He wants us to trust that a 400-ml bottle of liquid is dangerous, but transferring it to four 100-ml bottles magically makes it safe. He wants us to trust that the butter knives given to first-class passengers are nevertheless too dangerous to be taken through a security checkpoint. He wants us to trust the no-fly list: 21,000 people so dangerous they’re not allowed to fly, yet so innocent they can’t be arrested. He wants us to trust that the deployment of expensive full-body scanners has nothing to do with the fact that the former secretary of homeland security, Michael Chertoff, lobbies for one of the companies that makes them. He wants us to trust that there’s a reason to confiscate a cupcake (Las Vegas), a 3-inch plastic toy gun (London Gatwick), a purse with an embroidered gun on it (Norfolk, VA), a T-shirt with a picture of a gun on it (London Heathrow) and a plastic lightsaber that’s really a flashlight with a long cone on top (Dallas/Fort Worth).
http://www.schneier.com/crypto-gram-1204.html
The Fourth Amendment reads:
The right of the people to be secure in their persons, houses, papers, and effects, against unreasonable searches and seizures, shall not be violated, and no Warrants shall issue, but upon probable cause, supported by oath or affirmation, and particularly describing the place to be searched, and the persons or things to be seized.

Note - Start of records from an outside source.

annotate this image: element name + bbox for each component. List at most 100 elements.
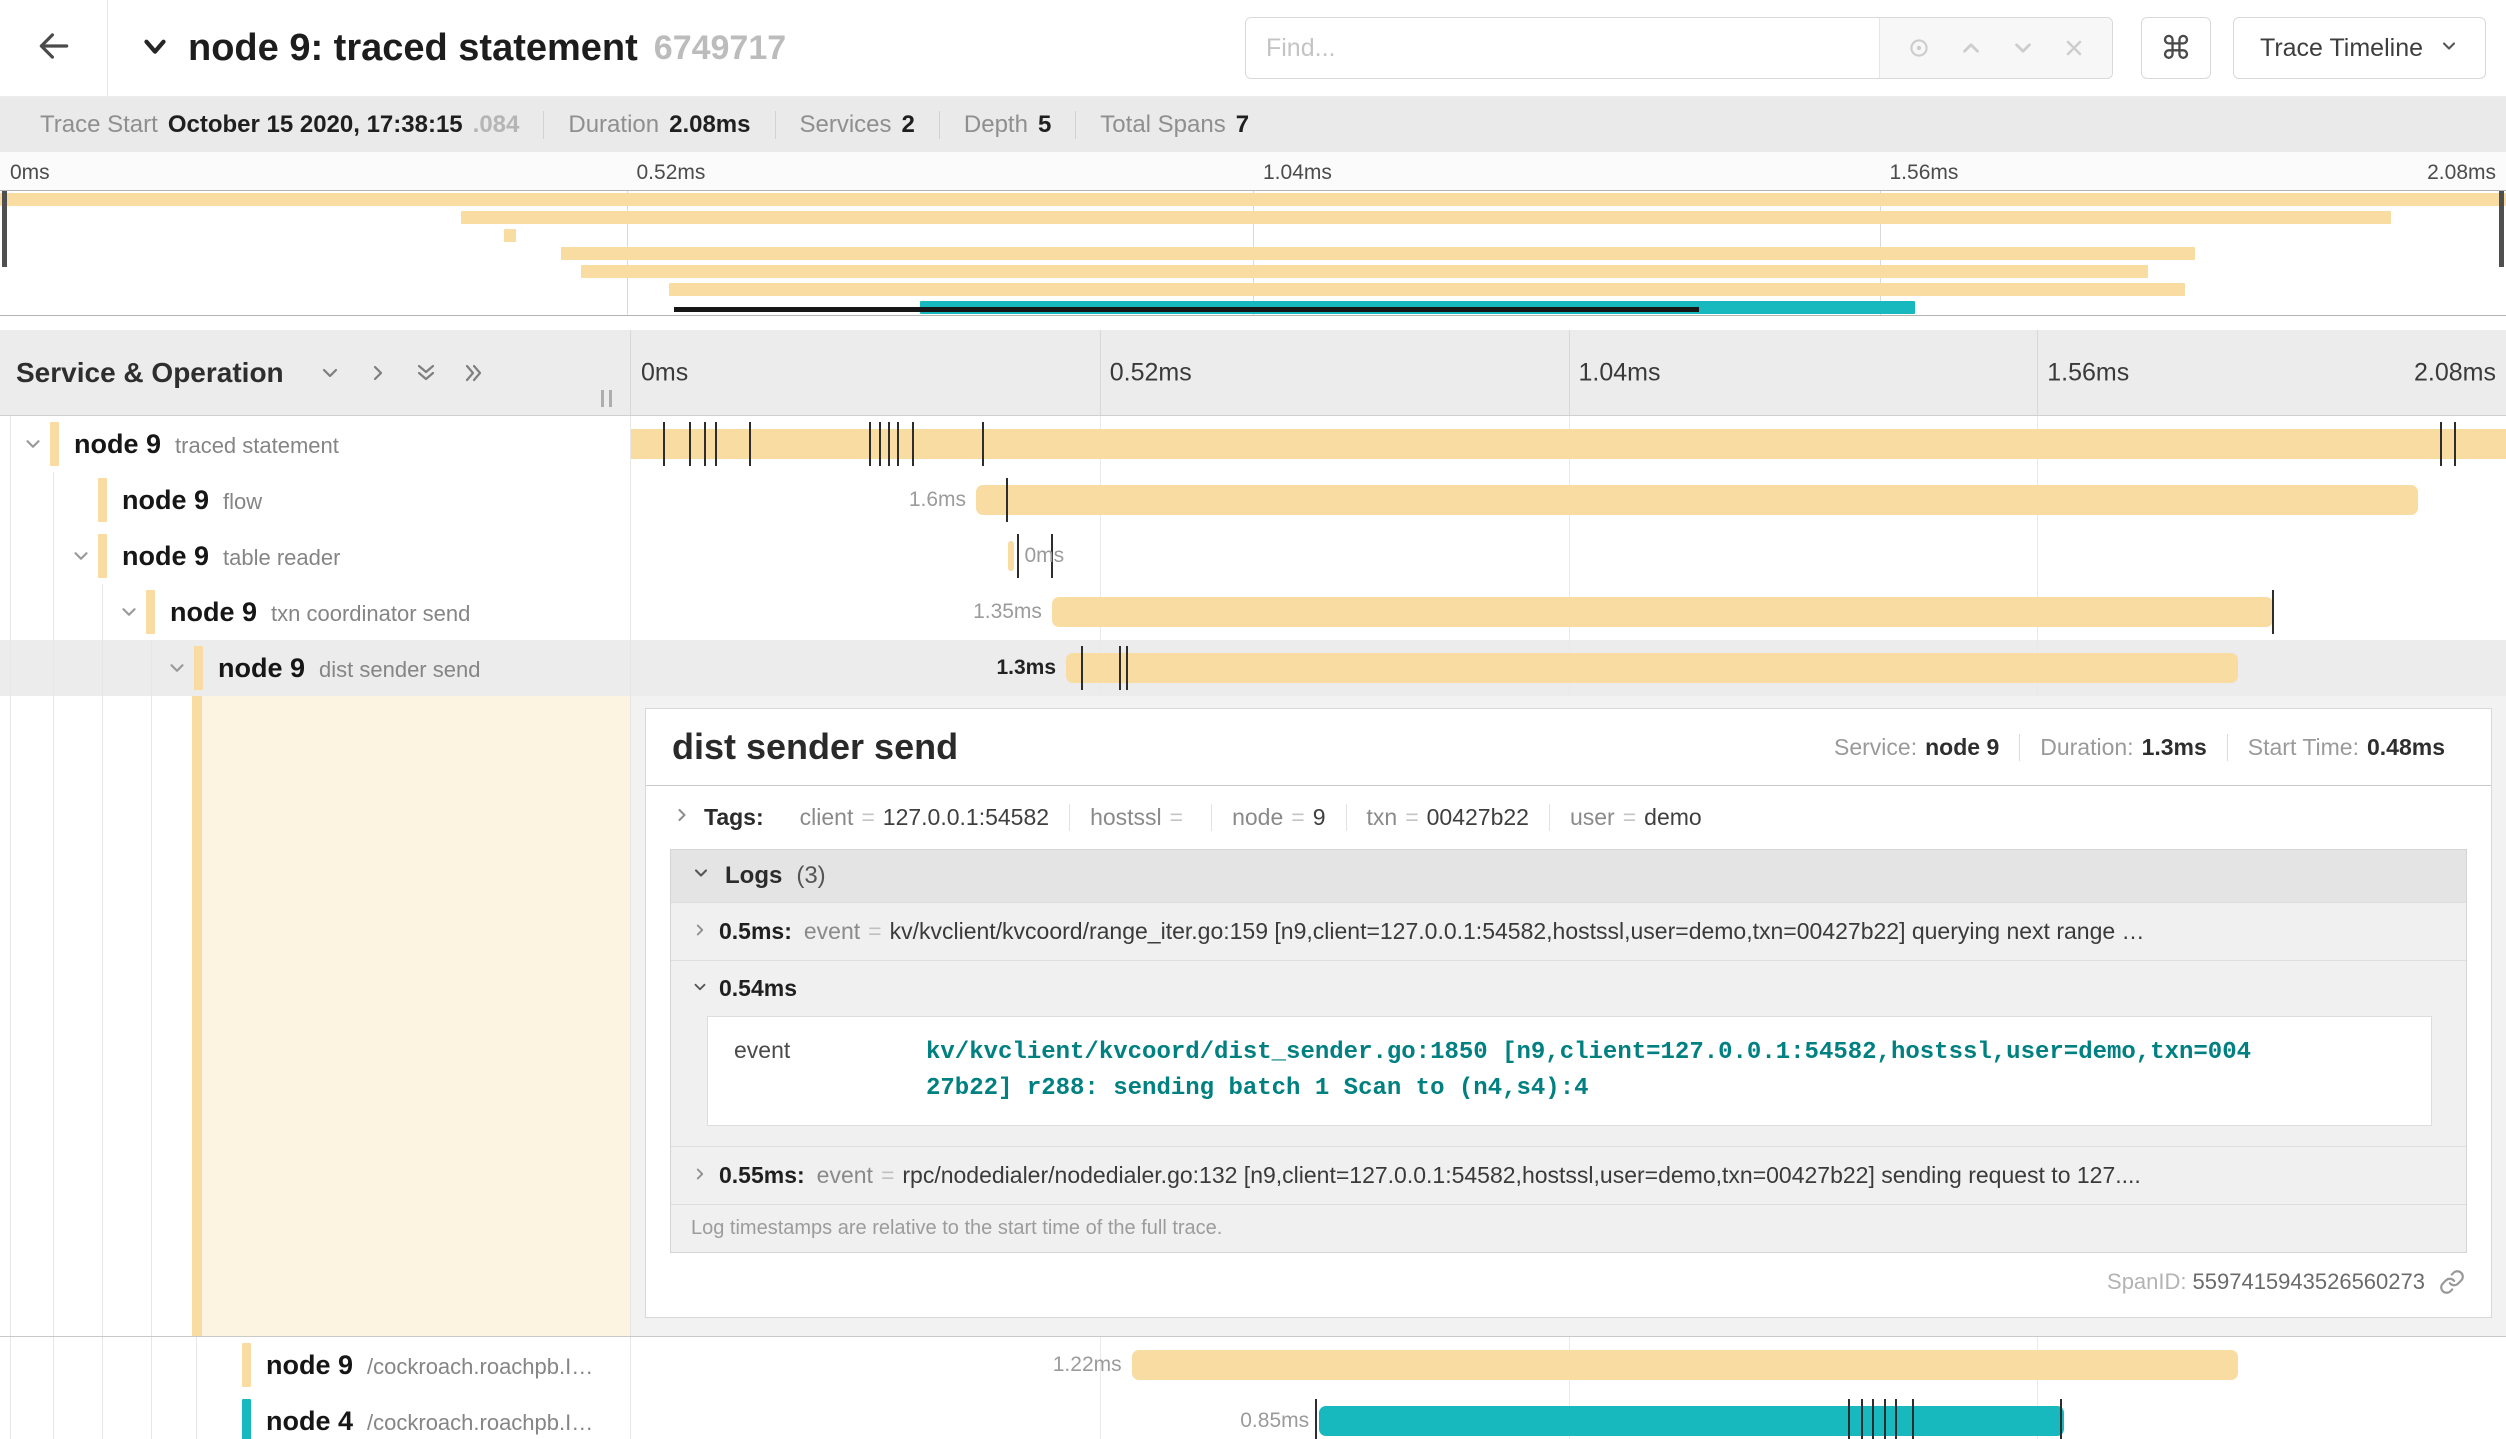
span-duration-bar[interactable] — [1052, 597, 2273, 627]
minimap-span-bar — [504, 229, 517, 242]
tag-value: 9 — [1313, 804, 1326, 830]
ruler-tick-label: 1.56ms — [1890, 161, 1959, 185]
log-event-tick — [2454, 422, 2456, 466]
trace-view-label: Trace Timeline — [2260, 34, 2423, 63]
log-entry-expanded: 0.54mseventkv/kvclient/kvcoord/dist_send… — [671, 960, 2466, 1146]
log-event-tick — [1081, 646, 1083, 690]
tag-value: 00427b22 — [1427, 804, 1529, 830]
service-color-marker — [50, 422, 59, 466]
find-prev-button[interactable] — [1958, 35, 1984, 61]
trace-summary-bar: Trace StartOctober 15 2020, 17:38:15.084… — [0, 97, 2506, 152]
collapse-all-icon[interactable] — [414, 361, 438, 385]
column-resizer-handle[interactable] — [601, 390, 612, 407]
tag-key: txn — [1367, 804, 1398, 830]
span-collapse-chevron[interactable] — [166, 657, 188, 679]
tag-value: demo — [1644, 804, 1702, 830]
timeline-gridline — [1569, 528, 1570, 584]
logs-header[interactable]: Logs (3) — [671, 850, 2466, 902]
back-button[interactable] — [0, 0, 108, 96]
log-entry-toggle[interactable]: 0.54ms — [691, 975, 2446, 1002]
log-event-tick — [749, 422, 751, 466]
ruler-tick-label: 2.08ms — [2414, 358, 2496, 387]
find-controls — [1879, 18, 2112, 78]
service-name: node 9 — [218, 653, 305, 683]
summary-label: Depth — [964, 111, 1028, 139]
collapse-one-icon[interactable] — [318, 361, 342, 385]
find-clear-icon[interactable] — [2062, 36, 2086, 60]
indent-guide — [53, 584, 54, 640]
span-duration-label: 1.3ms — [996, 640, 1056, 696]
span-id-label: SpanID: — [2107, 1269, 2187, 1295]
find-input[interactable] — [1246, 18, 1879, 78]
span-collapse-chevron[interactable] — [70, 545, 92, 567]
log-timestamp: 0.5ms: — [719, 918, 792, 945]
span-name: node 9table reader — [122, 528, 340, 589]
span-duration-bar[interactable] — [1319, 1406, 2063, 1436]
logs-box: Logs (3) 0.5ms:event=kv/kvclient/kvcoord… — [670, 849, 2467, 1253]
ruler-tick-label: 0.52ms — [637, 161, 706, 185]
span-row-cockroach-roachpb-i[interactable]: node 9/cockroach.roachpb.I…1.22ms — [0, 1337, 2506, 1393]
span-row-flow[interactable]: node 9flow1.6ms — [0, 472, 2506, 528]
log-event-tick — [715, 422, 717, 466]
equals-sign: = — [1291, 804, 1304, 830]
summary-label: Trace Start — [40, 111, 158, 139]
meta-label: Start Time: — [2248, 734, 2359, 760]
minimap-left-handle[interactable] — [2, 191, 7, 267]
span-detail-meta: Service:node 9Duration:1.3msStart Time:0… — [1814, 734, 2465, 761]
locate-icon[interactable] — [1906, 35, 1932, 61]
span-meta-duration: Duration:1.3ms — [2019, 734, 2227, 761]
indent-guide — [10, 528, 11, 584]
operation-name: txn coordinator send — [271, 601, 470, 626]
span-row-table-reader[interactable]: node 9table reader0ms — [0, 528, 2506, 584]
chevron-down-icon — [138, 29, 172, 68]
minimap-canvas[interactable] — [0, 190, 2506, 316]
log-event-tick — [1884, 1399, 1886, 1439]
minimap-right-handle[interactable] — [2499, 191, 2504, 267]
tag-node: node=9 — [1211, 804, 1345, 831]
tag-client: client=127.0.0.1:54582 — [780, 804, 1069, 831]
keyboard-shortcuts-button[interactable]: ⌘ — [2141, 17, 2211, 79]
ruler-tick-label: 0ms — [641, 358, 688, 387]
span-row-cockroach-roachpb-i[interactable]: node 4/cockroach.roachpb.I…0.85ms — [0, 1393, 2506, 1439]
span-id-value: 5597415943526560273 — [2193, 1269, 2425, 1295]
span-duration-bar[interactable] — [1132, 1350, 2238, 1380]
meta-value: 1.3ms — [2142, 734, 2207, 760]
span-row-dist-sender-send[interactable]: node 9 dist sender send 1.3ms — [0, 640, 2506, 696]
service-color-marker — [242, 1399, 251, 1439]
summary-label: Services — [800, 111, 892, 139]
link-icon[interactable] — [2439, 1269, 2465, 1295]
expand-one-icon[interactable] — [366, 361, 390, 385]
indent-guide — [151, 640, 152, 696]
operation-name: dist sender send — [319, 657, 480, 682]
service-name: node 4 — [266, 1406, 353, 1436]
span-duration-bar[interactable] — [1066, 653, 2238, 683]
span-collapse-chevron[interactable] — [118, 601, 140, 623]
span-row-txn-coordinator-send[interactable]: node 9txn coordinator send1.35ms — [0, 584, 2506, 640]
span-detail-title: dist sender send — [672, 726, 958, 768]
indent-guide — [10, 584, 11, 640]
tags-row[interactable]: Tags: client=127.0.0.1:54582hostssl=node… — [646, 786, 2491, 845]
span-duration-bar[interactable] — [1008, 541, 1015, 571]
span-duration-bar[interactable] — [976, 485, 2418, 515]
expand-all-icon[interactable] — [462, 361, 486, 385]
tag-hostssl: hostssl= — [1069, 804, 1211, 831]
span-row-traced-statement[interactable]: node 9traced statement — [0, 416, 2506, 472]
log-event-tick — [1861, 1399, 1863, 1439]
log-event-tick — [897, 422, 899, 466]
log-timestamp: 0.54ms — [719, 975, 797, 1002]
indent-guide — [102, 1393, 103, 1439]
log-event-tick — [689, 422, 691, 466]
span-collapse-chevron[interactable] — [22, 433, 44, 455]
minimap-span-bar — [0, 193, 2506, 206]
find-next-button[interactable] — [2010, 35, 2036, 61]
log-event-tick — [869, 422, 871, 466]
trace-collapse-chevron[interactable] — [138, 29, 172, 68]
span-detail-panel: dist sender send Service:node 9Duration:… — [630, 696, 2506, 1336]
tags-list: client=127.0.0.1:54582hostssl=node=9txn=… — [780, 804, 1722, 831]
service-name: node 9 — [122, 485, 209, 515]
minimap-span-bar — [581, 265, 2147, 278]
trace-view-dropdown[interactable]: Trace Timeline — [2233, 17, 2486, 79]
equals-sign: = — [881, 1162, 894, 1189]
log-entry[interactable]: 0.55ms:event=rpc/nodedialer/nodedialer.g… — [671, 1146, 2466, 1204]
log-entry[interactable]: 0.5ms:event=kv/kvclient/kvcoord/range_it… — [671, 902, 2466, 960]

The fact that searches are both random and broadly applied makes it clear that there is no probable cause. “Enhanced pat-downs” are especially egregious: What would otherwise be considered sexual assault and a gross violation of our rights is legitimized and mandated in the name of security. Being unconstitutional, these searches are, in my opinion, illegal and criminal.
The Norton vs. Shelby County decision (1886) found that “an unconstitutional act is not law; it … (is) inoperative as though it had never been passed.”
Legal status aside, this is not security, it is security theater. Any terrorist would simply have to get a job as an airport employee, or send a bomb via the rarely-screened air mail, or find any of the innumerable other weak links to exploit. Responsibility and liability for security should fall on the airports and airlines themselves.
In 1775, Benjamin Franklin wrote, “They who can give up essential liberty to obtain a little temporary safety, deserve neither liberty nor safety.”
When crossing a TSA checkpoint, you may have nothing to hide, but you do have something to protect — your innate and constitutionally-guaranteed right to your life and liberty.